I wanted to have some chicken broth on hand, so for the first meal I made a roast chicken and potatoes. We found that Horrocks had some nice Amish-raised chickens and reasonable prices, and I was surprised to see a nice variety of vegetables there, including obscure ones like bitter melon. After the roast chicken I made pumpkin-sausage penne and a chicken cacciatorra. (So I could make more broth.)
The next night, I set out to make my "bavette bordelaise", which I usually make with hanger steak (onglet). Unfortunately Horrocks didn't have it, but made a couple of suggestions. The guy at the first place has been a butcher for 15 years and had never heard of it. He suggested a mexican place, which wasn't a proper butcher (they had skirt, but it was frozen and in 5lb packs). I ended up trying a place in East Lansing, which claimed to have it, but ended up giving me flap steak (bavette), calling it hanger. I made it with my usual red wine / shallot sauce, potatoes sarladaise, and green beens. A few days later, on christmas eve, I used the extra meat (it was a big chunk of steak) to make my fajitas. (They do have poblanos in Michigan.)

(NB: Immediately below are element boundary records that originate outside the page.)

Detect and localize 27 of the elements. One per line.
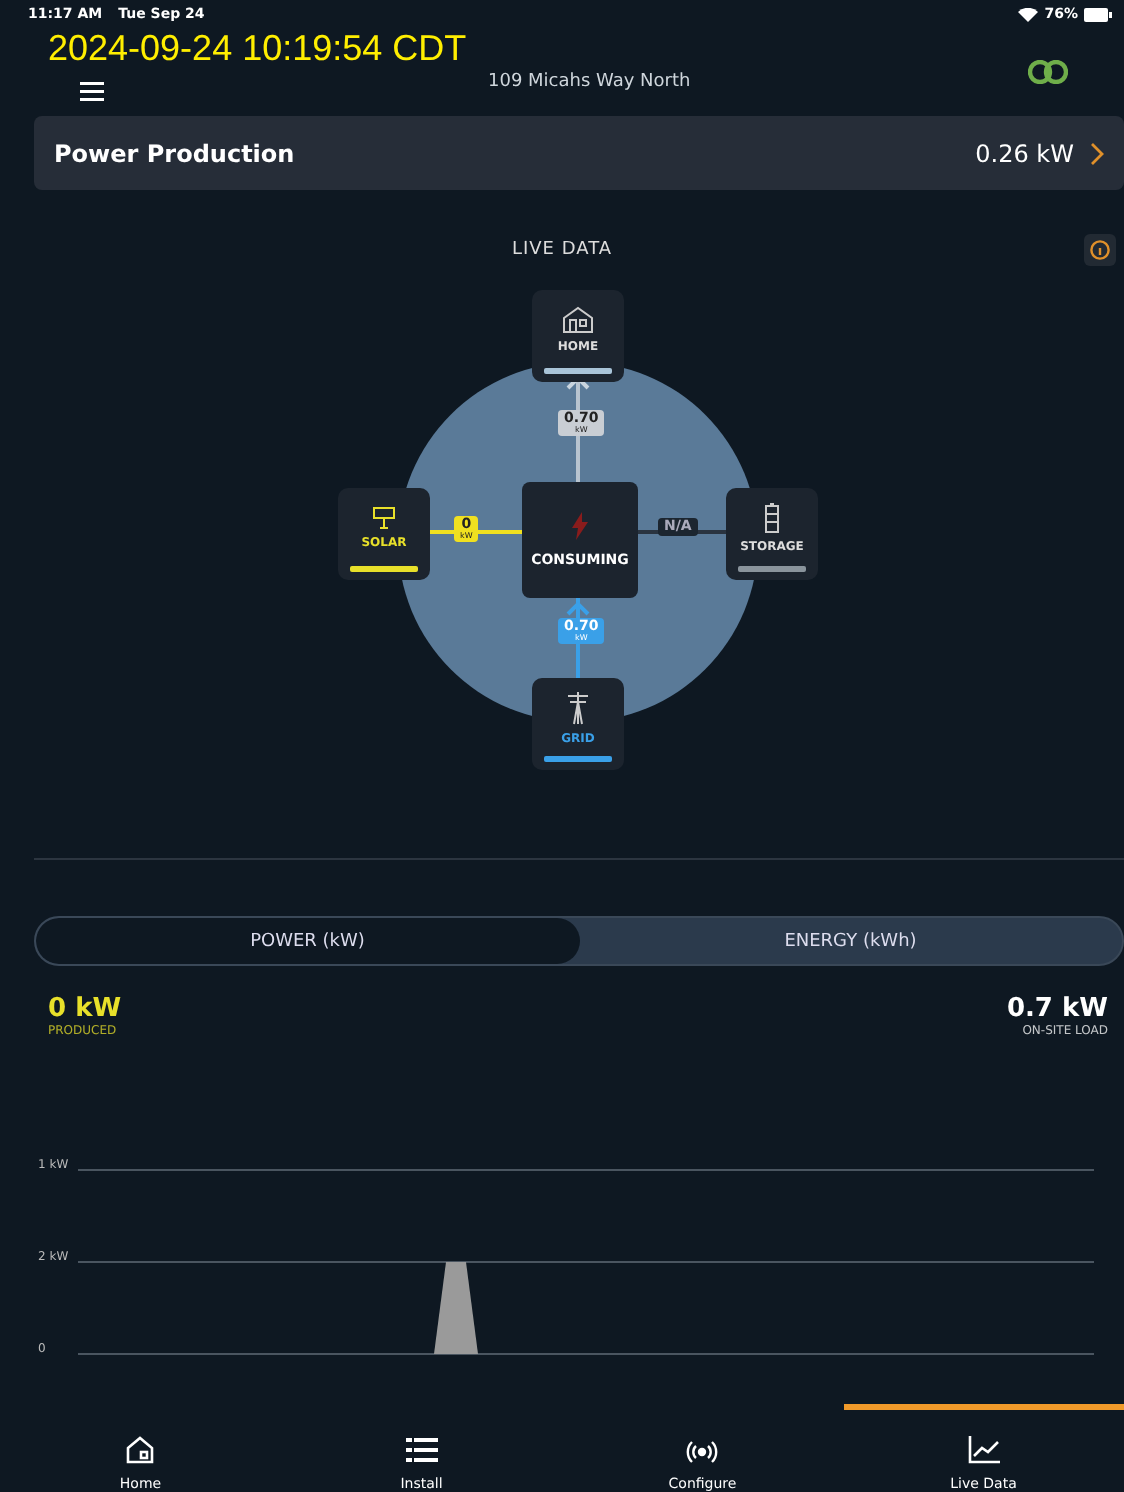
timestamp-overlay: 2024-09-24 10:19:54 CDT	[48, 28, 467, 70]
list-icon	[405, 1436, 438, 1464]
battery-icon	[1084, 7, 1112, 21]
chevron-right-icon	[1090, 141, 1104, 165]
link-icon[interactable]	[1028, 60, 1068, 84]
house-icon	[562, 306, 594, 334]
power-production-card[interactable]: Power Production 0.26 kW	[34, 116, 1124, 190]
mode-tab[interactable]: POWER (kW)	[36, 918, 579, 964]
stat-value: 0 kW	[48, 994, 122, 1024]
broadcast-icon	[686, 1440, 719, 1464]
load-spike-drawing	[434, 1262, 478, 1354]
battery-icon	[764, 502, 780, 534]
section-title: LIVE DATA	[511, 240, 613, 260]
house-icon	[126, 1436, 155, 1464]
site-address: 109 Micahs Way North	[488, 72, 691, 92]
info-icon	[1090, 240, 1110, 260]
card-title: Power Production	[54, 139, 295, 167]
wifi-icon	[1018, 7, 1039, 21]
power-tower-icon	[566, 690, 590, 726]
info-button[interactable]	[1084, 234, 1116, 266]
card-value: 0.26 kW	[975, 139, 1074, 167]
line-chart-icon	[967, 1436, 1000, 1464]
stat-value: 0.7 kW	[1006, 994, 1108, 1024]
menu-icon[interactable]	[80, 82, 104, 102]
solar-panel-icon	[372, 506, 396, 530]
mode-tab[interactable]: ENERGY (kWh)	[579, 918, 1122, 964]
lightning-icon	[572, 512, 588, 540]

For our big Christmas meal, I made a standing rib roast. Emily likes it, it is traditional in some families, and it was what I made for them before they last left San Francisco. I again started with Alton Brown's instructions, aging the roast in the fridge for a few days. But I added a garlic-rosemary rub and salted it ahead of time, per the Zuni cookbook. For sides I made a squash and brussel sprout dish that I also made for thanksgiving. (You would have read about it last November, but it seems I forgot to actually post the article - I'll post it now.) I also made my parmesan mashed potatoes, green beans, and swiss chard sautéed in oil with some garlic. I got to feed my Grandmother, which made it extra special. (She loved the vegetables - probably one reason why she's 100 years old.)
It was a good Christmas, and a nice break from a busy time in my life. Although I wish Dan and Carmen could have joined us, and I missed having Carmen's parents join us - they always brought a couple of dishes, usually a chicken lo-mein and some kind of shrimp cake, to go with our food, and I always made cucumber kimchee for her Dad.

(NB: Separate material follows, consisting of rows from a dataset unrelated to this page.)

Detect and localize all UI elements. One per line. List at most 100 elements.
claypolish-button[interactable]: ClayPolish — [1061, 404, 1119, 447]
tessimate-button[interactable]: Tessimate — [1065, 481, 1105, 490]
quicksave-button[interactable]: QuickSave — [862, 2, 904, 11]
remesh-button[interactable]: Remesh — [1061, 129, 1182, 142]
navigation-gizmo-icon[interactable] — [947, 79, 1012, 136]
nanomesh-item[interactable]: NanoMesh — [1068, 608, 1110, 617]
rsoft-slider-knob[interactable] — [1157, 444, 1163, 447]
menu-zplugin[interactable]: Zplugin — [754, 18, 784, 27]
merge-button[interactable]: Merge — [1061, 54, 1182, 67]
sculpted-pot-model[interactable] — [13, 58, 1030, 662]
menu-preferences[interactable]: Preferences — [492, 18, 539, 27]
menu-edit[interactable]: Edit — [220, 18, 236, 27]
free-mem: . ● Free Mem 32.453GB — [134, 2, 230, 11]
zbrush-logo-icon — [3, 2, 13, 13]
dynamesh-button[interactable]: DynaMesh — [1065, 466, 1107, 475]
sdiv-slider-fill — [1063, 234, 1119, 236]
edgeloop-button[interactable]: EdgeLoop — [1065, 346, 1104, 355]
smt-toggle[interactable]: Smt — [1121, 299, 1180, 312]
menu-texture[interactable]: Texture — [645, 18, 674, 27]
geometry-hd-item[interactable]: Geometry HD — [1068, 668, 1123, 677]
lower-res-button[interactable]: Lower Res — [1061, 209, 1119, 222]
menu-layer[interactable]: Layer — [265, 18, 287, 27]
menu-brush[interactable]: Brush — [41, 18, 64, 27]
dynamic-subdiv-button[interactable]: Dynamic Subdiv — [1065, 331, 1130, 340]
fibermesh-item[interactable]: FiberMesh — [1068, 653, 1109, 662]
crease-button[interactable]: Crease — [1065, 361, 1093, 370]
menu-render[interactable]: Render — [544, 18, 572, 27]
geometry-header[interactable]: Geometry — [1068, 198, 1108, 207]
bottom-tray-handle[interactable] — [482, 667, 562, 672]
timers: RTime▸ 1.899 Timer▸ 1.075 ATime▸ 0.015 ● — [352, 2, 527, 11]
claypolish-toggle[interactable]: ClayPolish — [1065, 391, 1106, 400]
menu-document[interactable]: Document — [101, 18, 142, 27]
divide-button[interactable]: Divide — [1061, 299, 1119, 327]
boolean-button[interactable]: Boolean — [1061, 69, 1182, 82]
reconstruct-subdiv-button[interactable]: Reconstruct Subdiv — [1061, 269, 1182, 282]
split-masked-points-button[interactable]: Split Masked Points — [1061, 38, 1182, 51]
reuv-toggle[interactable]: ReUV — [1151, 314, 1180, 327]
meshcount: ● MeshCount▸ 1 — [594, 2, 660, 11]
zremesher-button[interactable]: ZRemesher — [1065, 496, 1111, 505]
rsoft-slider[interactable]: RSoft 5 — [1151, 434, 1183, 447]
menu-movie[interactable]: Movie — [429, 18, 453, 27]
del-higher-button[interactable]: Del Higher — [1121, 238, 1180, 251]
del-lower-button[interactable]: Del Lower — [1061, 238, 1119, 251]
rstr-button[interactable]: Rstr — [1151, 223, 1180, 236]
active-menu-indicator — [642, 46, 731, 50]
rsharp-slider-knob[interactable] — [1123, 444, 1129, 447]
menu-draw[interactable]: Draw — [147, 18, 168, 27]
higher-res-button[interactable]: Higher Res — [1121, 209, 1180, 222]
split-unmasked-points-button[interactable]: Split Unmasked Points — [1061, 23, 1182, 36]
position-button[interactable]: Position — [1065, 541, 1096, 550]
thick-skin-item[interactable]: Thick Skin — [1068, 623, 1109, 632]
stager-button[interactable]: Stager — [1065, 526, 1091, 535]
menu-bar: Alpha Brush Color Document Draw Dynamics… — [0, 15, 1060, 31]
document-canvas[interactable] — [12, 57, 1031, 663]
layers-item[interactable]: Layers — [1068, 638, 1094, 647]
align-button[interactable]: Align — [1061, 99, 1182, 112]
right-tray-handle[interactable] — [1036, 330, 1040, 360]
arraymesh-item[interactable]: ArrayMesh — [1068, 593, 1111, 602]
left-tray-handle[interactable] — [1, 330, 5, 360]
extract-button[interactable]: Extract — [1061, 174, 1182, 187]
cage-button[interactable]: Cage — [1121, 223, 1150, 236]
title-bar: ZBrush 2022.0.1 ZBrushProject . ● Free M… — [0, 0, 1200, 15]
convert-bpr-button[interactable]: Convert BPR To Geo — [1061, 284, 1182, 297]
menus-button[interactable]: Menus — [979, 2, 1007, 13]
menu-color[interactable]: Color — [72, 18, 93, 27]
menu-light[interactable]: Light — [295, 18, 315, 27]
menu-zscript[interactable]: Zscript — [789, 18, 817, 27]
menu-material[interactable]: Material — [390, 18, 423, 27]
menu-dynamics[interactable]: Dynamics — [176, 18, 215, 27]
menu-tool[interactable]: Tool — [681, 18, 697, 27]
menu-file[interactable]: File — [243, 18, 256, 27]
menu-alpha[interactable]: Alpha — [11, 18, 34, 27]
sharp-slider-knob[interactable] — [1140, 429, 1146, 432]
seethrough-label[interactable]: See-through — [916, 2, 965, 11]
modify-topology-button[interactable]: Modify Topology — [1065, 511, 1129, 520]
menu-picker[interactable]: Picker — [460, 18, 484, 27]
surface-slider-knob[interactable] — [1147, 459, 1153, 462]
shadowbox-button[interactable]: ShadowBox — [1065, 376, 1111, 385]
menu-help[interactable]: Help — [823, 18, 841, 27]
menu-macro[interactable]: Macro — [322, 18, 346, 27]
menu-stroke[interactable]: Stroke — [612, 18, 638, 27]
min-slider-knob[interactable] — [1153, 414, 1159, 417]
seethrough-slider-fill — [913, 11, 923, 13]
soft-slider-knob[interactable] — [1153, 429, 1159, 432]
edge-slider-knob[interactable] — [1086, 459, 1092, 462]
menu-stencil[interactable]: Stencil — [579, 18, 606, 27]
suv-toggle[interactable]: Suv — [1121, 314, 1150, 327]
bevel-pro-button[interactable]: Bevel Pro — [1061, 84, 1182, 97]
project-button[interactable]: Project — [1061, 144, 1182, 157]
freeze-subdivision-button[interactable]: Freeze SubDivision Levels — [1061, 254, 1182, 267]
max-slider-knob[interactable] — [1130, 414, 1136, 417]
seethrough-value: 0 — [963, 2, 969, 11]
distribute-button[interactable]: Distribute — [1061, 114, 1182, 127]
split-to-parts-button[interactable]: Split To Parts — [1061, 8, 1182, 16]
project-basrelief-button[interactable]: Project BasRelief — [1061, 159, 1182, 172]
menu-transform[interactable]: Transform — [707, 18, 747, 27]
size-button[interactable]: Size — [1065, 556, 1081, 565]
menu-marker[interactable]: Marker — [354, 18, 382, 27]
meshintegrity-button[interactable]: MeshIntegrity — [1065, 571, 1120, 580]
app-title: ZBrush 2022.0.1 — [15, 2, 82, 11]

Still, we were happy to be back in the bay area. The weather was happier, I get all of my wacky ingredients again - everybody has hanger steak, I can pick up goat loin at the farmer's market, the corner stores have fresh herbs, and local produce have extra-long seasons.
Oh, and christmas gifts - it was the year of the thermometer for me. I got two of the probe thermometer on my list, which seems to work well - it's faster and more accurate than my old, broken one. My Dad also fixed my broken one, and Emily got me a IR thermometer. You aim it at something, pull the trigger, and it tells you the temperature. It's a toy, but it has turned out to be more useful than I'd thought it would be. I know when things are getting close to going into the fridge, double check oil and sugar temperatures, and look for cold spots in the house.
I also got some wonderful books including Peterson's fish and seafood book and the citizen cake book. (Emily has me on the hook for one of the desserts for Valentines day, the recipe spans 7 pages, wish me luck.)